Instructing employees to offer additional products and services to credit card customers is a common, but often unsuccessful, approach to cross-selling with credit cards. Eric Lindeen of the global financial solutions provider Zoot Enterprises, writing in the American Banker says that although companies face many obstacles in creating an effective cross-sell, businesses can overcome them using the right approach.

A Small-business Strategy

Cross-selling with credit cards isn’t just for financial institutions and national credit card companies. With a good strategy and the right approach, a small business with its own credit card program has just as much chance for success as larger companies.
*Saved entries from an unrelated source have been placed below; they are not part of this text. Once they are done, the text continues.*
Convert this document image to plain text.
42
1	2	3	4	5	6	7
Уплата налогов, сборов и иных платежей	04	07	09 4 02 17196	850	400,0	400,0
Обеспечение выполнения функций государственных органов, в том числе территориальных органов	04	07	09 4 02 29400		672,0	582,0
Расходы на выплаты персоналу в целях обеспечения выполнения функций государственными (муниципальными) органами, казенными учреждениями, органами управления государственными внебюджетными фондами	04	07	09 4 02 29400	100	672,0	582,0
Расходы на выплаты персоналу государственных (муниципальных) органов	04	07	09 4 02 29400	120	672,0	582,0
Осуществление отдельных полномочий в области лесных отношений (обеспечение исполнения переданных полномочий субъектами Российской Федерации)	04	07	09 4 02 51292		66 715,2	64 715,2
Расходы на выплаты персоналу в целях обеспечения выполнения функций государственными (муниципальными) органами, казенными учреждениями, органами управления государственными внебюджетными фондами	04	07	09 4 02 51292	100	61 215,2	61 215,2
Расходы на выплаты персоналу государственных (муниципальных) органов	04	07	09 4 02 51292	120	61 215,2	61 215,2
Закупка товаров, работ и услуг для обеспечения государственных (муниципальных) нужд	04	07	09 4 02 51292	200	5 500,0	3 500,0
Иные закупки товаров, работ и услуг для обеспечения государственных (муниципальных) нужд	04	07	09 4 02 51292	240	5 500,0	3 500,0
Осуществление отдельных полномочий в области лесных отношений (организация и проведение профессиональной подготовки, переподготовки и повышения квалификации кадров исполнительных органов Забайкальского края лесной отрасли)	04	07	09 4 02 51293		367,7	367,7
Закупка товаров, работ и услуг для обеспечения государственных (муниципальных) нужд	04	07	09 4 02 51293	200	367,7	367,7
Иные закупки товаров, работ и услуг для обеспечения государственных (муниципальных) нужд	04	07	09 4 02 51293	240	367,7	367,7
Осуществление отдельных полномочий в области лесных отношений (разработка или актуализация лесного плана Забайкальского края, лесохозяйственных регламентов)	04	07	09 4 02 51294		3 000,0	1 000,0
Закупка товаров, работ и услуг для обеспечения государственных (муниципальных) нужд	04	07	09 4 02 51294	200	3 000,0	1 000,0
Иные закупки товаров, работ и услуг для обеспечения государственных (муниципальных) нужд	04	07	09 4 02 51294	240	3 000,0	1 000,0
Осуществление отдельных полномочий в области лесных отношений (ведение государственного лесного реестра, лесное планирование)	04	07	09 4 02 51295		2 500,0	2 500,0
In addition to offering third-party services such as life insurance and unemployment insurance, small-business owners can increase both market penetration and customer loyalty by offering their own products and services to credit card customers.

Analyze Customers

Lindeen cites irrelevant offers and unreceptive customers as two main challenges to successful cross-selling. One way to overcome this challenge is by using propensity modeling, a method of analyzing cardholder behavior according to specific variables. Use information from credit card applications and account history reports to create a customer profile database. Select variables such as:

  • age
  • geographic location
  • income level
  • credit limit
  • payment history
  • spending habits

Data analysis can help you create both general and targeted cross-selling campaigns based on cardholder behavior.

Indirect Cross-selling

Indirect options, such as billing statement inserts and indirect interactions with credit card customers, are appropriate for both general and targeted cross-selling campaigns. Billing statement inserts are suitable for products and services such as credit unemployment insurance or a “cardholder-only” shopping club membership offer that targets all cardholders. Indirect interactions, such as tagging specific merchandise with a 10 percent discount to store cardholders, are not only useful for cross-selling, but also for attracting new credit card customers. Use propensity model information in a direct-mail campaign to target cardholders based on their shopping preferences.

Direct Cross-selling

Direct cross-selling most often takes place over the telephone, when cardholders call customer service or in an outbound sales campaign. According to Lindeen, success depends in large part on how well your employees present offers. Provide a script that well-trained customer service employees can tailor according to propensity modeling information. This ensures the cross-sell pitch won’t start with a closed-end question, such as “can I interest you in,” or “would you like,” and allows representatives to present offers that match cardholder shopping habits and preferences.